Miniature corn is something that I started thinking about around 6 am while trying to fall asleep last week. I imagined a miniature corn farm, with tiny animals laboring, and people husbanding the land and resources to grow the crop. Small droplets of sweat fell from the tiny people’s brows, the light bulb sized sun turned the budding cobs golden at the end of day.

Then I thought, are there really miniature corn plants?

This is the kind of question that before, I would have needed to let trouble me into the early hours of the morning and beyond, or until I could ask a friend who might know. No more. I turned over in bed, blinded myself by the blue light of my phone and quickly found out the answer on Wikipedia.

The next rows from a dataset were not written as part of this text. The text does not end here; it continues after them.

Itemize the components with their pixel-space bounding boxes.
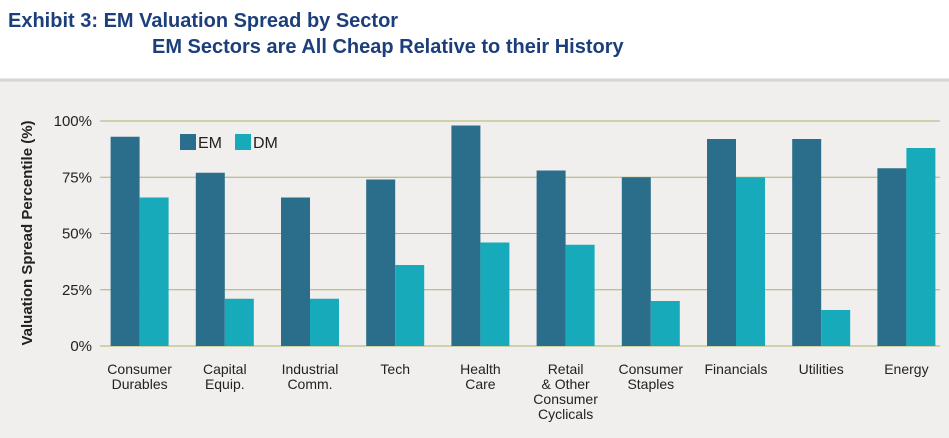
x-tick-line: Comm. [287, 376, 332, 392]
x-tick-line: Tech [380, 361, 410, 377]
x-tick-line: Equip. [205, 376, 245, 392]
legend-label: DM [253, 135, 278, 152]
legend-swatch [235, 134, 251, 150]
x-tick-line: Consumer [107, 361, 172, 377]
legend-swatch [180, 134, 196, 150]
bar [281, 197, 310, 346]
x-tick-label: Health Care [460, 361, 500, 392]
y-tick-label: 50% [62, 226, 92, 243]
bar [310, 298, 339, 346]
bar [650, 301, 680, 346]
x-tick-line: & Other [541, 376, 590, 392]
bar [195, 172, 225, 346]
y-axis-label: Valuation Spread Percentile (%) [19, 120, 36, 345]
legend-label: EM [198, 135, 222, 152]
x-tick-label: Industrial Comm. [282, 361, 339, 392]
x-tick-line: Energy [884, 361, 928, 377]
x-tick-label: Consumer Durables [107, 361, 172, 392]
x-tick-label: Consumer Staples [619, 361, 684, 392]
x-tick-label: Retail & Other Consumer Cyclicals [533, 361, 598, 422]
x-tick-label: Utilities [799, 361, 844, 377]
bar [480, 242, 510, 346]
y-tick-label: 25% [62, 282, 92, 299]
bar [821, 310, 851, 346]
x-tick-line: Durables [112, 376, 168, 392]
chart-title: Exhibit 3: EM Valuation Spread by Sector [8, 10, 398, 32]
bar [707, 139, 736, 346]
bar [906, 148, 936, 346]
x-tick-line: Consumer [533, 391, 598, 407]
bar [792, 139, 822, 346]
x-tick-line: Health [460, 361, 500, 377]
y-tick-label: 75% [62, 169, 92, 186]
x-tick-line: Financials [704, 361, 767, 377]
x-tick-label: Capital Equip. [203, 361, 247, 392]
bar [110, 136, 140, 346]
x-tick-label: Energy [884, 361, 928, 377]
bar [451, 125, 481, 346]
x-tick-label: Financials [704, 361, 767, 377]
bar [395, 265, 425, 346]
x-tick-line: Utilities [799, 361, 844, 377]
chart-subtitle: EM Sectors are All Cheap Relative to the… [152, 36, 624, 58]
bar [736, 177, 765, 346]
bar [621, 177, 651, 346]
bar [139, 197, 169, 346]
bar [536, 170, 566, 346]
x-tick-line: Capital [203, 361, 247, 377]
x-tick-label: Tech [380, 361, 410, 377]
x-tick-line: Consumer [619, 361, 684, 377]
y-tick-label: 0% [70, 338, 92, 355]
bar [224, 298, 254, 346]
bar [366, 179, 396, 346]
y-tick-label: 100% [54, 113, 92, 130]
x-tick-line: Industrial [282, 361, 339, 377]
x-tick-line: Retail [548, 361, 584, 377]
x-tick-line: Care [465, 376, 496, 392]
x-tick-line: Staples [627, 376, 674, 392]
x-tick-line: Cyclicals [538, 406, 593, 422]
bar [565, 244, 595, 346]
bar [877, 168, 907, 346]
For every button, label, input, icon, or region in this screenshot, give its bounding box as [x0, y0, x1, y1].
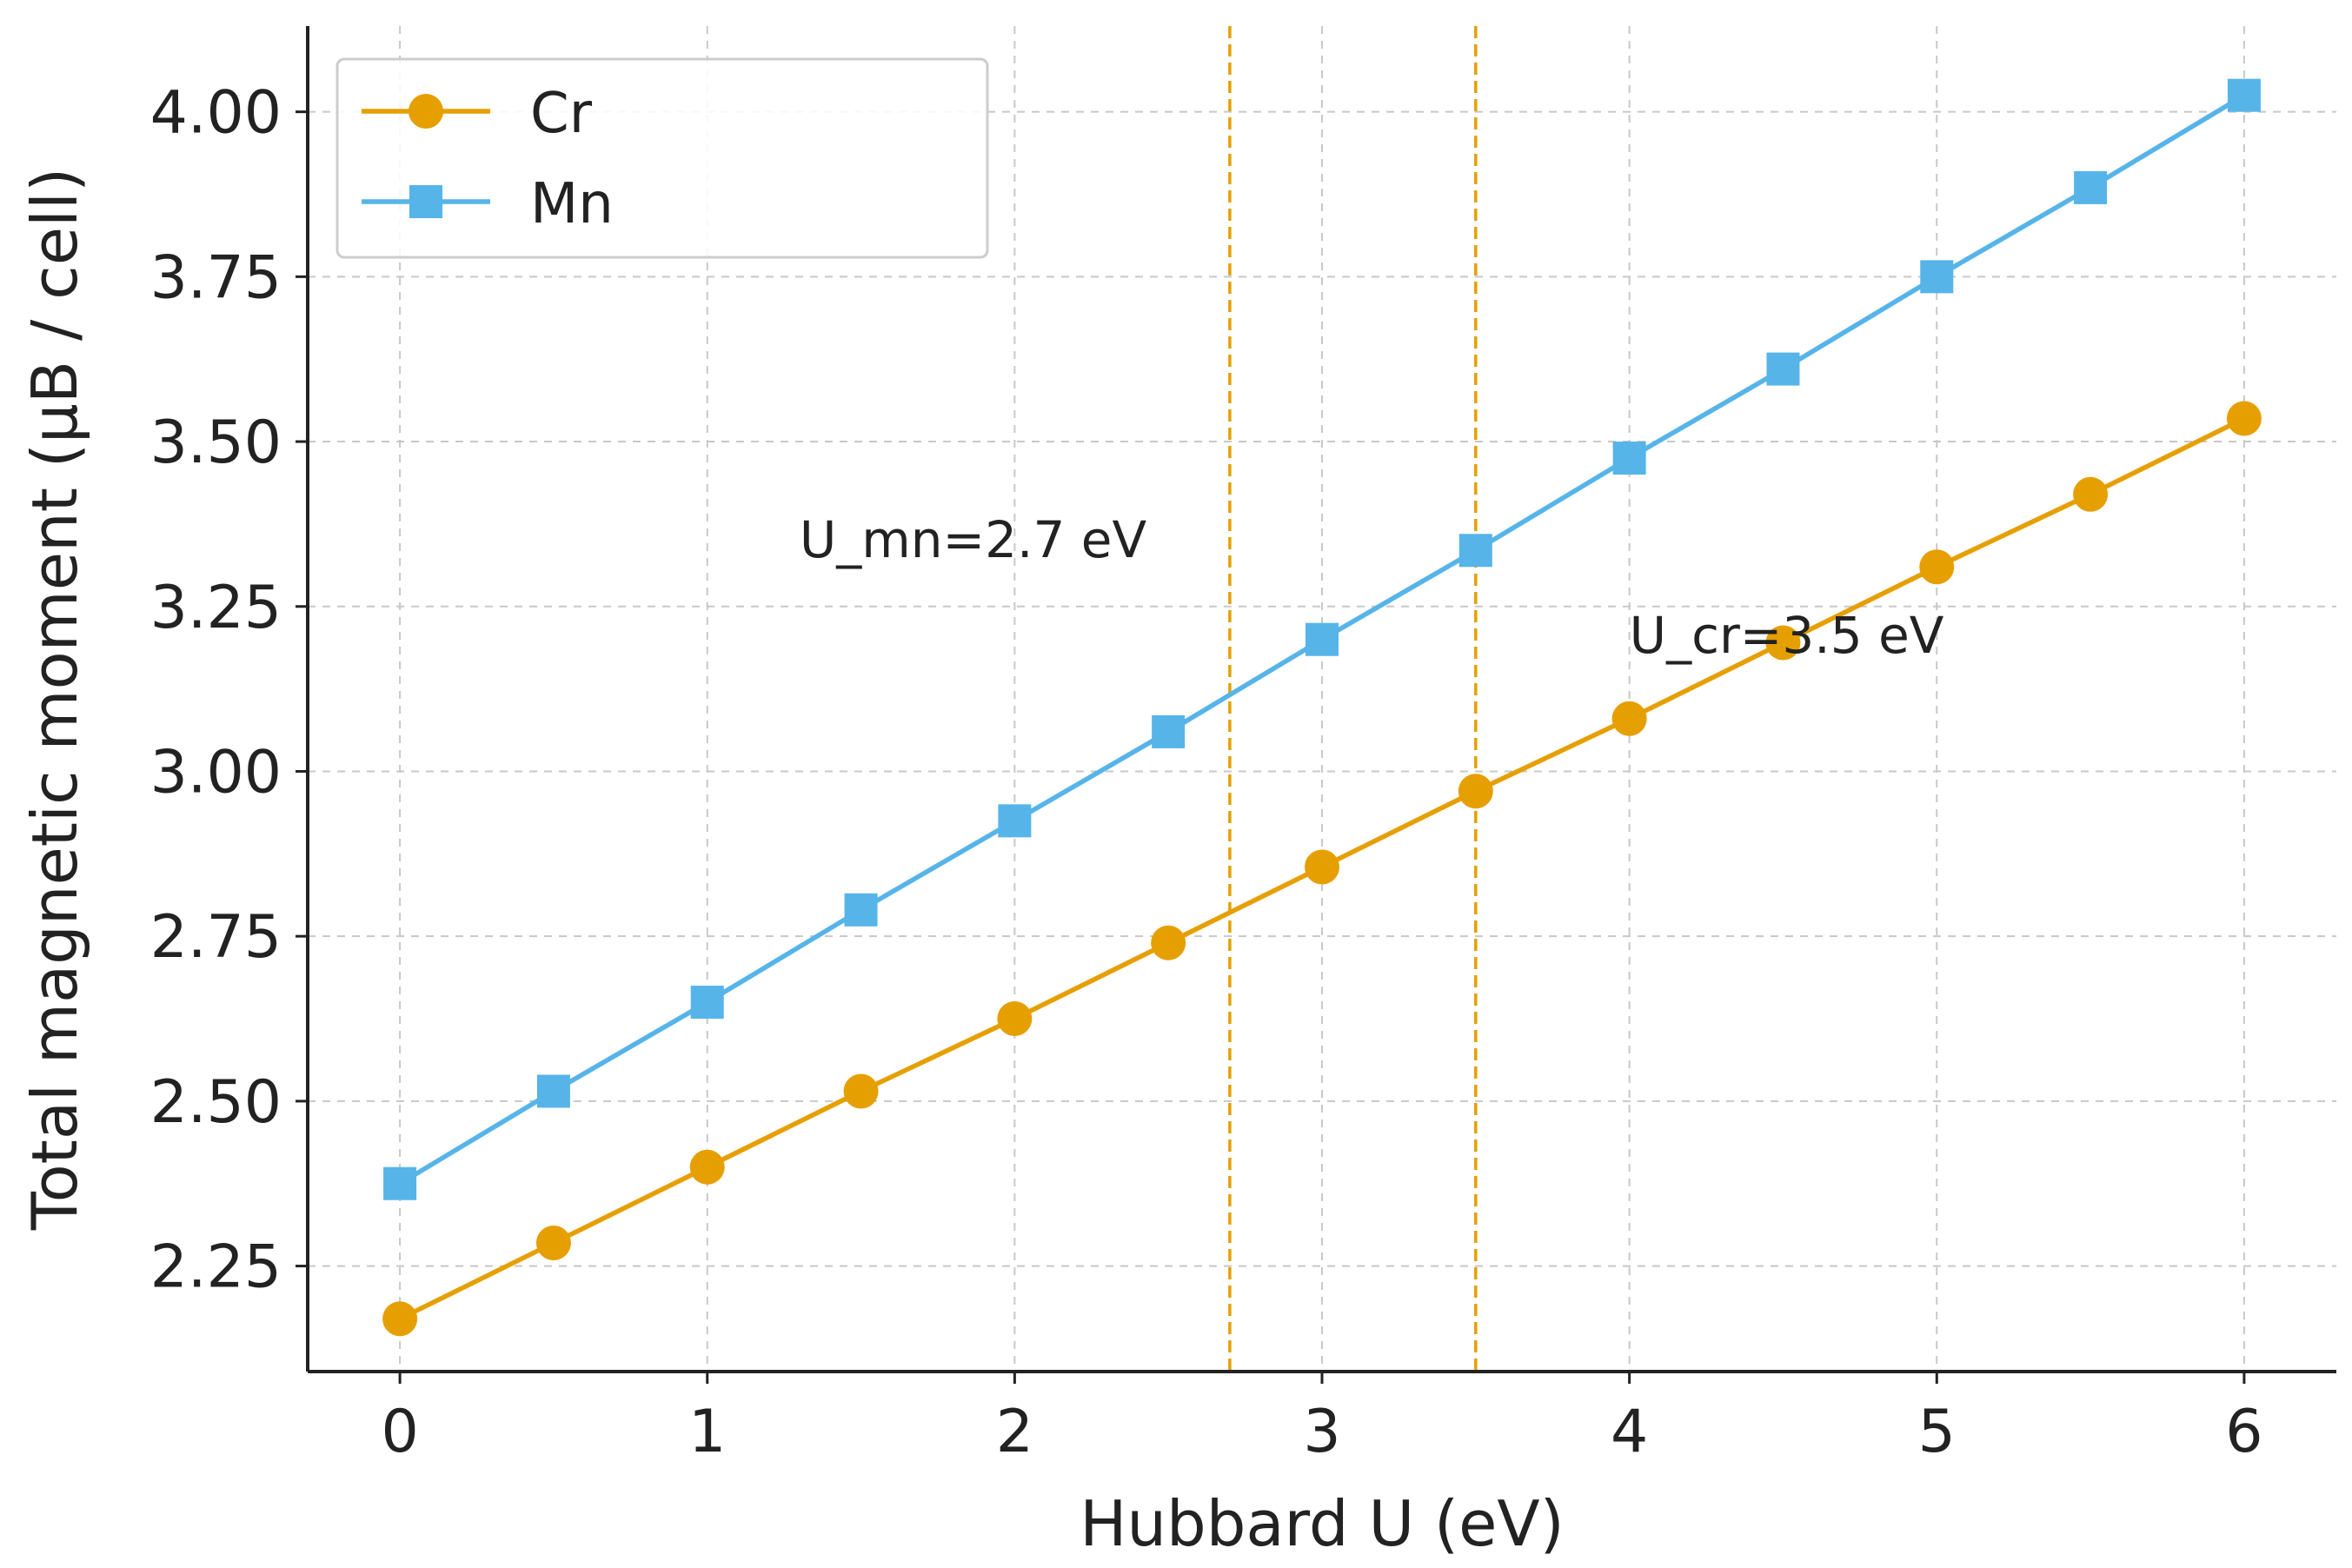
data-series [382, 78, 2262, 1337]
legend-label-mn: Mn [530, 172, 614, 236]
x-axis-label: Hubbard U (eV) [1080, 1487, 1565, 1560]
data-point-cr [1919, 549, 1955, 585]
legend-marker-cr [409, 94, 443, 129]
data-point-cr [1765, 625, 1801, 661]
y-axis-label: Total magnetic moment (μB / cell) [18, 168, 91, 1231]
data-point-mn [1920, 260, 1954, 294]
grid-lines [308, 26, 2336, 1372]
data-point-mn [1306, 622, 1339, 656]
data-point-mn [2074, 170, 2108, 204]
data-point-mn [1458, 534, 1492, 568]
x-tick-label: 1 [688, 1398, 726, 1466]
data-point-cr [1611, 701, 1647, 736]
data-point-cr [997, 1001, 1033, 1037]
data-point-cr [1458, 774, 1493, 809]
y-tick-label: 4.00 [150, 79, 282, 148]
data-point-cr [843, 1073, 879, 1109]
legend-label-cr: Cr [530, 82, 593, 146]
x-tick-label: 3 [1303, 1398, 1340, 1466]
reference-lines [1228, 26, 1478, 1372]
data-point-mn [998, 804, 1032, 838]
data-point-cr [2226, 401, 2262, 436]
data-point-mn [536, 1074, 570, 1108]
annotations: U_mn=2.7 eV U_cr=3.5 eV [800, 510, 1944, 665]
data-point-cr [2073, 476, 2109, 512]
y-tick-label: 2.75 [150, 903, 282, 972]
y-tick-label: 3.75 [150, 243, 282, 312]
x-tick-label: 2 [996, 1398, 1033, 1466]
data-point-cr [535, 1226, 571, 1261]
data-point-mn [690, 986, 724, 1020]
y-tick-label: 2.25 [150, 1233, 282, 1302]
legend: Cr Mn [336, 57, 989, 259]
data-point-cr [1305, 849, 1339, 885]
x-tick-label: 0 [381, 1398, 418, 1466]
data-point-mn [1612, 442, 1646, 475]
data-point-mn [2227, 78, 2261, 112]
y-tick-label: 3.00 [150, 738, 282, 807]
data-point-mn [1152, 714, 1186, 748]
annotation-label: U_cr=3.5 eV [1630, 606, 1944, 665]
data-point-mn [844, 893, 878, 927]
data-point-cr [382, 1301, 418, 1337]
y-tick-label: 2.50 [150, 1068, 282, 1137]
data-point-mn [1766, 352, 1800, 386]
legend-box [336, 57, 989, 259]
y-tick-label: 3.25 [150, 574, 282, 642]
data-point-cr [1151, 925, 1186, 960]
x-tick-label: 6 [2225, 1398, 2262, 1466]
x-tick-label: 4 [1611, 1398, 1648, 1466]
x-tick-label: 5 [1918, 1398, 1956, 1466]
data-point-cr [689, 1149, 725, 1185]
annotation-label: U_mn=2.7 eV [800, 510, 1147, 569]
legend-marker-mn [409, 185, 442, 218]
axes: 0 1 2 3 4 5 6 2.25 2.50 2.75 3.00 3.25 3.50 3.75 4.00 H… [18, 26, 2336, 1560]
y-tick-label: 3.50 [150, 409, 282, 477]
data-point-mn [383, 1166, 417, 1200]
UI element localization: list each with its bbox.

Do I really need to know about miniature corn farming and production? I do not. Here is the issue.

Before the advent of immediate access to information, we talked to each other about what we didn’t know. We tried to figure it out. We might have used reason, our own reason, to come to a conclusion about the likelihood of miniature corn farms.

And we don’t have to anymore.

I think there might be something lacking, a space in conversations that is now void, and possibly a cleft in our minds now that we can “know” all things so quickly. I think there might be a vector for the paucity of imagination in it.

So I have decided to be willfully ignorant of some things; the factoids that make less difference when the answer is found than during the time we ponder them.